# Found an Old Dutch Capuchine pigeon!



## olddutchcapuchine (Aug 13, 2017)

Hi everyone!

I'm totally new here and don't know a thing about birds so I need as much advice as possible please. 
I live in the United Kingdom, in a relatively urban area. Today, what I have identified as an old dutch capuchine, wandered down the street, walked straight through the front gate, past my legs, and headed straight to the back garden. (this is the first time i've ever seen this bird) It looks very clean and doesn't seem to have any injuries. I've attached some pictures.
It was just wandered around the garden until I lay down a tray of bird seeds and some water and it's been eating, drinking, and pooing fine. Now, this bird has been hanging around for hours. It seems very tame, and lets me get my hand about an inch away from it before it starts walking away. It hasn't tried to fly anywhere, or even flap, though it has stretched its wings out and they seem to be perfectly fine. 

However, i'm a bit concerned for its safety, it will take strolls to the front garden and go out of the gate and just stand in the middle of the road, and since I don't know whether it can fly or not, i'm concerned about a cat getting to him. Also not sure whether it was a pet, or just wild. 

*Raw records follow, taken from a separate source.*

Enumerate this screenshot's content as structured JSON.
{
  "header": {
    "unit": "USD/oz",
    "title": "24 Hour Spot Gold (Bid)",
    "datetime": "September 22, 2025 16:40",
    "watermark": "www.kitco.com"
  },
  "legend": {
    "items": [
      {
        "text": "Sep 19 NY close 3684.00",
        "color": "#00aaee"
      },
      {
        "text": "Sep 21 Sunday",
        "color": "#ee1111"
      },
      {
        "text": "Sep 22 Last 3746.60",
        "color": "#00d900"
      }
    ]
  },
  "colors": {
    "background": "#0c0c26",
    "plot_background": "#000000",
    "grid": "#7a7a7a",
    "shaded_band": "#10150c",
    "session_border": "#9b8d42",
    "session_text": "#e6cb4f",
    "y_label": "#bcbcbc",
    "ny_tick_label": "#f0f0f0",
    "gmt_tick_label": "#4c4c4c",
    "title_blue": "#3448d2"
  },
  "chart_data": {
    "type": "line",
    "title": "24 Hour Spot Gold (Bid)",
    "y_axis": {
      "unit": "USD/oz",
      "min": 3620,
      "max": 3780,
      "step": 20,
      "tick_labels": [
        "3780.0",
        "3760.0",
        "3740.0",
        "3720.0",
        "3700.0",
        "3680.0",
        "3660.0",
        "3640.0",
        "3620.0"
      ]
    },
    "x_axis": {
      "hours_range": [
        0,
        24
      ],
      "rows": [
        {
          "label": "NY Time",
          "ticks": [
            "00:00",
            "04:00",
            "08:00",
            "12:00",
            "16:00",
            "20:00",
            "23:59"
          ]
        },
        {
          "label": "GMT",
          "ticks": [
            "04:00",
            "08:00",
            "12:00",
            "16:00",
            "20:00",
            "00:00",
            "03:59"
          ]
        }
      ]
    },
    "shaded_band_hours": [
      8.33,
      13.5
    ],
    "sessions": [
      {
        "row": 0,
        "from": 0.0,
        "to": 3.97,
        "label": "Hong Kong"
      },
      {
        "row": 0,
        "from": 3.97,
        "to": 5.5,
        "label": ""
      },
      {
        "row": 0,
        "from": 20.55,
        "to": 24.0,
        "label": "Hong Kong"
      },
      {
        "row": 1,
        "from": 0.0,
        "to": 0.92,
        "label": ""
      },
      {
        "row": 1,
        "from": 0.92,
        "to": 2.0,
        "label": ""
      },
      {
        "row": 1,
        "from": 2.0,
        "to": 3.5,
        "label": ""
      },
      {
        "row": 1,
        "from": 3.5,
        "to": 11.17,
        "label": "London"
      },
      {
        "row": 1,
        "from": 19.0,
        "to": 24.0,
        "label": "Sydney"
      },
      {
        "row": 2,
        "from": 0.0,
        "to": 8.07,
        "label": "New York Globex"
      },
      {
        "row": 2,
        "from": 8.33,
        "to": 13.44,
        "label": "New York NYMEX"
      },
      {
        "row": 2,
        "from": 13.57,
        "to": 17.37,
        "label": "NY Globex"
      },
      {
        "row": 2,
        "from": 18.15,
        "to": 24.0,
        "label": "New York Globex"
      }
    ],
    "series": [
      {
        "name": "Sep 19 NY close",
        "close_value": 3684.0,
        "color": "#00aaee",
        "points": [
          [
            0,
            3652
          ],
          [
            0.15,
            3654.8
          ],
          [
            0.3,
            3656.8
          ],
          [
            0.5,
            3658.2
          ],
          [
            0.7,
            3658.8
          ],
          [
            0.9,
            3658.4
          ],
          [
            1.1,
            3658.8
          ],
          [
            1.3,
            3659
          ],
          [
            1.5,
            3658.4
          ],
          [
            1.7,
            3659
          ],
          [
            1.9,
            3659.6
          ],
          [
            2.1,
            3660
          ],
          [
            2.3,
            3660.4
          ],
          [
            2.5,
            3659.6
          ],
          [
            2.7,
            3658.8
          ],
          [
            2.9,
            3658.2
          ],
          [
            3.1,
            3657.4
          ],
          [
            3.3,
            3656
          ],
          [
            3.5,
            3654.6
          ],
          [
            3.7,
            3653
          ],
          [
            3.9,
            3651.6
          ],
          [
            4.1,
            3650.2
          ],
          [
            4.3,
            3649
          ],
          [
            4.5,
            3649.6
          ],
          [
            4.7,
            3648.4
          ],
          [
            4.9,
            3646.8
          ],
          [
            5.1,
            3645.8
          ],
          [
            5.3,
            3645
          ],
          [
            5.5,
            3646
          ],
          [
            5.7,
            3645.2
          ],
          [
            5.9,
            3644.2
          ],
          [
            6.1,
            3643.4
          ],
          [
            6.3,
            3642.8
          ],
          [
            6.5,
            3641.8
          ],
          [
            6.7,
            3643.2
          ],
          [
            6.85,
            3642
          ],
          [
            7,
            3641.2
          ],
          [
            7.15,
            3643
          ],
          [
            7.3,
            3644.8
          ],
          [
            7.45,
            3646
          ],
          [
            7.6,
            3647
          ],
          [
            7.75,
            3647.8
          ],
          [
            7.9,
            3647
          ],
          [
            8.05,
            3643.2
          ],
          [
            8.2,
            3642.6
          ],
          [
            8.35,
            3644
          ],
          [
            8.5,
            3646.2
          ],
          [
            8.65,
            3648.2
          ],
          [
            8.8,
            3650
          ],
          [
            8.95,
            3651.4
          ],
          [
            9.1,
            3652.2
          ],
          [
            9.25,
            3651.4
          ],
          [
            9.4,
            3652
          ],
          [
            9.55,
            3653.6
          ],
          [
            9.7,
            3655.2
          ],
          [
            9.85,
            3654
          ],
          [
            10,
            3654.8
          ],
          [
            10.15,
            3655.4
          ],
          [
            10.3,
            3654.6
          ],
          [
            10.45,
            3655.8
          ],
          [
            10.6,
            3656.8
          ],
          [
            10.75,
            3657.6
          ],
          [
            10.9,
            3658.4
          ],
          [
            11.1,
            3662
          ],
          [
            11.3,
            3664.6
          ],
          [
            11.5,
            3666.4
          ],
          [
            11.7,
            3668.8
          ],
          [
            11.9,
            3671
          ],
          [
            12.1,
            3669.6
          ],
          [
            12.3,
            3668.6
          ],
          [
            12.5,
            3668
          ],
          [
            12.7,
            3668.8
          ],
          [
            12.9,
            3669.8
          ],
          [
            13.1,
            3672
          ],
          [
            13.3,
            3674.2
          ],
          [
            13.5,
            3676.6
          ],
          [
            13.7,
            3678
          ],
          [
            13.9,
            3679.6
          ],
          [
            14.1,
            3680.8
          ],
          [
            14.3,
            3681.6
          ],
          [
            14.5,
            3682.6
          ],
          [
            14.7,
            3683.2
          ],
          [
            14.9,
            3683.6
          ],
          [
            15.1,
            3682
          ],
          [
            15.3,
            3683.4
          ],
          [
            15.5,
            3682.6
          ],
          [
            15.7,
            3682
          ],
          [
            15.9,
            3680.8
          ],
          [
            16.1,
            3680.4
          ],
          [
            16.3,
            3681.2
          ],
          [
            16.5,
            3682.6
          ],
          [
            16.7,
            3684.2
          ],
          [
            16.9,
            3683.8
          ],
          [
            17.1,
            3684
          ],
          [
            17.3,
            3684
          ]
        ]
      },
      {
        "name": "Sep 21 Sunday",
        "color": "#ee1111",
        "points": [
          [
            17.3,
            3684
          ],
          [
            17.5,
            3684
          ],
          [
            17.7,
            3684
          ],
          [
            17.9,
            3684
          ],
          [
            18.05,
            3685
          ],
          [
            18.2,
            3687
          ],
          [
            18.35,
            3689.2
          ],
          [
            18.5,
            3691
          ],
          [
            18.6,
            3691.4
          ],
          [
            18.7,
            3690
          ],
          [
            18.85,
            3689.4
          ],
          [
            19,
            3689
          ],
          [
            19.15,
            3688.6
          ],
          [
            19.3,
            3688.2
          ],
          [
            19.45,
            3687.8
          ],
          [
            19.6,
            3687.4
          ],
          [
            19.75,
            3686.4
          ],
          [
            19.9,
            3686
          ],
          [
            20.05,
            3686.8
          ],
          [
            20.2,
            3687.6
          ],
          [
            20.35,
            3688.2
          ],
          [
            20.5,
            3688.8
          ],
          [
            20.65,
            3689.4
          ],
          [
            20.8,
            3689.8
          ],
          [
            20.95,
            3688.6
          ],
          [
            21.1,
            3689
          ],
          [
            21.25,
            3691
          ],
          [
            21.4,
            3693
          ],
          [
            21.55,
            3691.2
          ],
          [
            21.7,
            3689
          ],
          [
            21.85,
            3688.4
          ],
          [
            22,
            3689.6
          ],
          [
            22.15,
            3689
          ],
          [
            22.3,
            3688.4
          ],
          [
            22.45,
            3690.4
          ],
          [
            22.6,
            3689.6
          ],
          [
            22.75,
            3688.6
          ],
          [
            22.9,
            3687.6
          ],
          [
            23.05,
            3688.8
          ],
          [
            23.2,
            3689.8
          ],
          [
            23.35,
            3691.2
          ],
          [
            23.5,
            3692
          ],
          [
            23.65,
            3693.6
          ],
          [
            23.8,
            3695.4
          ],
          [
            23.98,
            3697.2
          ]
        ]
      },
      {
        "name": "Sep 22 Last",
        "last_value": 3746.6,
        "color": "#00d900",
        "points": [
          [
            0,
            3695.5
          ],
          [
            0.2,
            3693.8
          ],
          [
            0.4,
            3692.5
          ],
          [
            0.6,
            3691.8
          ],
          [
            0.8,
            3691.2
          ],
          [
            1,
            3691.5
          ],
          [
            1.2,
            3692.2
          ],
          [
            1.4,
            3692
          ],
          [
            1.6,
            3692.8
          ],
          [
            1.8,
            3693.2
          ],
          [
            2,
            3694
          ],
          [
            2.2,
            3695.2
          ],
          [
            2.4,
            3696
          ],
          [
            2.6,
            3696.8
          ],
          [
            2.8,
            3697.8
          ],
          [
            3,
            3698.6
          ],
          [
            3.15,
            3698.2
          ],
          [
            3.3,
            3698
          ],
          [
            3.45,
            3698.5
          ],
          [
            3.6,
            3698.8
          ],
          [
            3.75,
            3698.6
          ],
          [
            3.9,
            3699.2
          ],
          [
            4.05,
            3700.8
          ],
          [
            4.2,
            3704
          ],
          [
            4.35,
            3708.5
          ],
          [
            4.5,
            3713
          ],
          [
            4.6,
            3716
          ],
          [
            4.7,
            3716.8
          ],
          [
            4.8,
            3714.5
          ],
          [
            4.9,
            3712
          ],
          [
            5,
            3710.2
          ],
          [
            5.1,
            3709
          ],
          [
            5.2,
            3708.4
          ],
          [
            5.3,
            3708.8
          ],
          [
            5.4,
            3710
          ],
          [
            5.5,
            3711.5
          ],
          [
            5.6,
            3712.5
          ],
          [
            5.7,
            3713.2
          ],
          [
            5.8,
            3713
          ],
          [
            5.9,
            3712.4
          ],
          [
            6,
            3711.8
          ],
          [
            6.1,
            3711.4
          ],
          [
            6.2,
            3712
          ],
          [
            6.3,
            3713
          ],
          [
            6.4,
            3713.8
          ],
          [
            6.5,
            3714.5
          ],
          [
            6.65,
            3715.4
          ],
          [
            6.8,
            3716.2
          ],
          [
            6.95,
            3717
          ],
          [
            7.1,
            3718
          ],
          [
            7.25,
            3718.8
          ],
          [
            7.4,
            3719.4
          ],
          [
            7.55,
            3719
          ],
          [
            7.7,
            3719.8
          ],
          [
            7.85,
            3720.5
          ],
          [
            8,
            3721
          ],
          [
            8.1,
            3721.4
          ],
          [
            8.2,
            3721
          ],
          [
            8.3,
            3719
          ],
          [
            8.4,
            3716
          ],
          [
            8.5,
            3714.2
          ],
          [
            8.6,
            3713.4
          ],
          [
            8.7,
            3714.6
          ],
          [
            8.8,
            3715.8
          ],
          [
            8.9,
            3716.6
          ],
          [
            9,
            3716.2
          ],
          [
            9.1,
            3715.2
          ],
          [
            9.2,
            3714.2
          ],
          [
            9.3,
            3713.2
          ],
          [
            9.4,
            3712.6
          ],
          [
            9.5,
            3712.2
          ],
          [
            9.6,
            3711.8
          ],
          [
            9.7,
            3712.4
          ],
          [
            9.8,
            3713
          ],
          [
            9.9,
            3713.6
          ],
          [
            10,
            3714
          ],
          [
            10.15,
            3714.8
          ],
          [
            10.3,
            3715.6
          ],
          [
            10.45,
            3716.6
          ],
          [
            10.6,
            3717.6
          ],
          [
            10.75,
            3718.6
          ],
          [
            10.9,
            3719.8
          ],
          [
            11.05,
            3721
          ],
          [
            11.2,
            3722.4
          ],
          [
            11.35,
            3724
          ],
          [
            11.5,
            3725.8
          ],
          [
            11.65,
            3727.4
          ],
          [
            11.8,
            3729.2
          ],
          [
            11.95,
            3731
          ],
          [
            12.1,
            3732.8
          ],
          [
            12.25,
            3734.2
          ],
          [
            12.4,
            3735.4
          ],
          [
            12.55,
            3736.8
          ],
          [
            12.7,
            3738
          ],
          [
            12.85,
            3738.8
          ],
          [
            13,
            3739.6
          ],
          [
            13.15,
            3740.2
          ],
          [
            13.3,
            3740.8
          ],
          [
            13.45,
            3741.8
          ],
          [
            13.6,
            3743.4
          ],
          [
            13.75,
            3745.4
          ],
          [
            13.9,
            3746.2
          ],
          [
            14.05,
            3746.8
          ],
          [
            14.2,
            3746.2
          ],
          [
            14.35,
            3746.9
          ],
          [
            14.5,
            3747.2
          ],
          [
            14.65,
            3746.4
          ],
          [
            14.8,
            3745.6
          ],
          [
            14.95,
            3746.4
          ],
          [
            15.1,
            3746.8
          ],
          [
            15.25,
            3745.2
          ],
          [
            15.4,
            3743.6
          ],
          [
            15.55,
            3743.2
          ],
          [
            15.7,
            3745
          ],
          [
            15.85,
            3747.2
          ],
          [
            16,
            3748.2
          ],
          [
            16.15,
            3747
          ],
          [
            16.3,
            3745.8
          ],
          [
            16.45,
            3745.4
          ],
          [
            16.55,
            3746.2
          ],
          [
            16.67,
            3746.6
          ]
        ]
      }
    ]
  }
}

Please can I have as much advice as possible! The RSPCA don't seem to be picking up the phone, and since its not injured i'm not sure they'll do anything anyway. It's such a BEAUTIFUL bird, I almost don't want to let it go, and it seems to like me!!


----------



## cwebster (Dec 11, 2010)

Would carch him and cage him for his safety. Would check facebook pigeon rescue for uk and see if they have a lost and found section? http://www.pigeons.biz/forums/f20/b...-for-treatment-102514.html?highlight=Facebook
Look at tye link in this older post. 
Beautiful pigeon! Would you be willing to give him a home?


----------



## Jay3 (May 4, 2008)

They aren't wild birds. So he probably got lost. Catch him and put him in a cage or he will be lunch for a predator. If he could fly then he wouldn't be walking around. He may be sick or injured, or just starving and weak. Give him a dish of water. One cup water with a pinch of sugar and a pinch of salt mixed in. This will help to rehydrate him. He is a beautiful bird and belongs to someone. Please don't call the RSPCA.


----------



## olddutchcapuchine (Aug 13, 2017)

thanks for the advice everyone! that facebook group is really useful and i've had lots of offers of people willing to take it in


----------



## FredaH (Apr 5, 2016)

Phew thank goodness for that, such a beautiful bird and I'd have snapped it up pronto if it wandered anywhere near me. RSPCA aren't always what they seem, as I'm sure you've now been told on the group. Thanks for helping this little beauty.


----------